Pity the poor PBM industry. Hailed in the early 1990s as the solution to manage health care costs, bought up by the drug industry for far, far too much money in the mid-1990s, and investigated on again/off again by various attorney generals ever since over their relationships with drug manufacturers. In early 2000 due to another investigation, their stock price tumbles and one of the biggest (PCS) gets bought by one of the smallest (Advance Paradigm) at a fire sale price. So ends the decade, but a funny thing has been happening. Remember that PBMs are supposed to be working on behalf of health plans and employers to get drug costs down. But overall drug costs have gone up massively all this time (as have brand prices mostly due to the new blockbusters of the 1990s.). But so have the PBMs’ profits and their stock prices.

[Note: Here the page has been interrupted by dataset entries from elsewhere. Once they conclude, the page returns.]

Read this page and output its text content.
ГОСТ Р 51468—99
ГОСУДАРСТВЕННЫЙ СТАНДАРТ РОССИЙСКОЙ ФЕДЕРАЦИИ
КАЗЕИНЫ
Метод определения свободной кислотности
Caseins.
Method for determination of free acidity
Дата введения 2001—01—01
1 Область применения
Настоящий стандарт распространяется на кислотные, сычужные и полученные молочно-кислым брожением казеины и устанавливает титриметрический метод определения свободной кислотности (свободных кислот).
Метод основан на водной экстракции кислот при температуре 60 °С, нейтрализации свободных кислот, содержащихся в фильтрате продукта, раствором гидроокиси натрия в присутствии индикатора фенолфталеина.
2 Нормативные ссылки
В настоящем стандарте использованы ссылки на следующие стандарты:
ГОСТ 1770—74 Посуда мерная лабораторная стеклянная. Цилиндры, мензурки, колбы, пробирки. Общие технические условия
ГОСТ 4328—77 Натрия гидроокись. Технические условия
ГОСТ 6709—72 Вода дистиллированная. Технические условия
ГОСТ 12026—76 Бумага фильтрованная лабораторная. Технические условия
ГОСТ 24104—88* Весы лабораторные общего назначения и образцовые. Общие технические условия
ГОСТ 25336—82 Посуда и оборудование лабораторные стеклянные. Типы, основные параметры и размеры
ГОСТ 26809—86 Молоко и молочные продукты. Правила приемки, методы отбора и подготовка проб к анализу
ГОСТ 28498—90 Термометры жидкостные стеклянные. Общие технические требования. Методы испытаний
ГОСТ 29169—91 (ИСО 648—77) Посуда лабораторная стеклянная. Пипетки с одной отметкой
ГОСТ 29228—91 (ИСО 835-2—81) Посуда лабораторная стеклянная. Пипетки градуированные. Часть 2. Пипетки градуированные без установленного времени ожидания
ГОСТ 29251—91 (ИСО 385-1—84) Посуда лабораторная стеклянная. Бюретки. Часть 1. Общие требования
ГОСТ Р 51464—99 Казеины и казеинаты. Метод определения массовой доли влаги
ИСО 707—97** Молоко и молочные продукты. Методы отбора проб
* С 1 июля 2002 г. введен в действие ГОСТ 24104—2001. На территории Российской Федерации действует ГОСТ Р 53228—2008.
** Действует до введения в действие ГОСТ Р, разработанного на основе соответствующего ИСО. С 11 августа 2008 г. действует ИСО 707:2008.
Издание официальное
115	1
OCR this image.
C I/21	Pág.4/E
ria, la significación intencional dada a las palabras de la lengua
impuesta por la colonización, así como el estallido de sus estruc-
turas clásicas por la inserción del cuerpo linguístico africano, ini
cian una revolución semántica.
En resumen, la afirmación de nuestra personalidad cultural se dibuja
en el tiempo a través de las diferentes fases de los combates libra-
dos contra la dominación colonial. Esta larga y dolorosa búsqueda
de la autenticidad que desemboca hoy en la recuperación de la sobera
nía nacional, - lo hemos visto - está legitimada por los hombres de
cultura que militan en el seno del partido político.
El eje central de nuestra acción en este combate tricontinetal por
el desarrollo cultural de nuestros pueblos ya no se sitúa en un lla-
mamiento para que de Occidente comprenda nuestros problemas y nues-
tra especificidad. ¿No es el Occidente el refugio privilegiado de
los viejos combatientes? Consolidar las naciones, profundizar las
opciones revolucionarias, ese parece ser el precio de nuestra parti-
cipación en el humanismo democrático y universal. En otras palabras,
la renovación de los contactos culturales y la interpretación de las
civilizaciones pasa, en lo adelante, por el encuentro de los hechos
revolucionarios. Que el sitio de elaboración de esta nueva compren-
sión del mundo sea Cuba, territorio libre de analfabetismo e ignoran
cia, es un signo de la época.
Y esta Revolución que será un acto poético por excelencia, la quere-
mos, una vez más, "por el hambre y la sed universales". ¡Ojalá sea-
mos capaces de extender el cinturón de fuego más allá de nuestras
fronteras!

There are four main lines of revenue for a PBM. 1) Claims processing/transactions with all the formulary stuff and presumably price discounting that goes with it 2) Switching people between different drugs based on rebates from the manufacturers, and doing other drug promotions, 3) mail-order pharmacies, and 4) a loose bunch of activities some companies call health promotion, which also includes DSM, data analysis, etc. Buried somewhere in there is the level of risk they take on from their clients, although the answer seems to be "not too much". No one will give you a straight answer about what proportion of their revenue comes from which activity, which makes Sen. Cantwell (D-WA) suspicious enough to ask them to disclose their deals in the new Medicare legislation. Until now their mail-order piece was very profitable (and supposedly is why Express Scripts’ market cap is around $5bn, Caremark’s around $6bn but AdvancePCS’ only at $4.5bn although it has far more covered lives than the other two.) Medco is being spun off by Merck next week and it also has a strong mail-order side. Now they are also under what looks like a pre-emptive strike from the pharmacists who for some reason believe that the PBMs are using their formulary management techniques to steer business to their mail-order divisions — imagine that!
This presages the main question of what role PBMs will play in whatever eventually comes out of Congress on Medicare drug coverage. Are they going to get the biggest bonanza in their history (all those lovely seniors signing up)? Or are they going to lose all their abilities to make money the way they’ve do now, and be turned into government data processing agencies with PE ratios to match? With their stocks recently close to their all time highs, this is a space to be watched.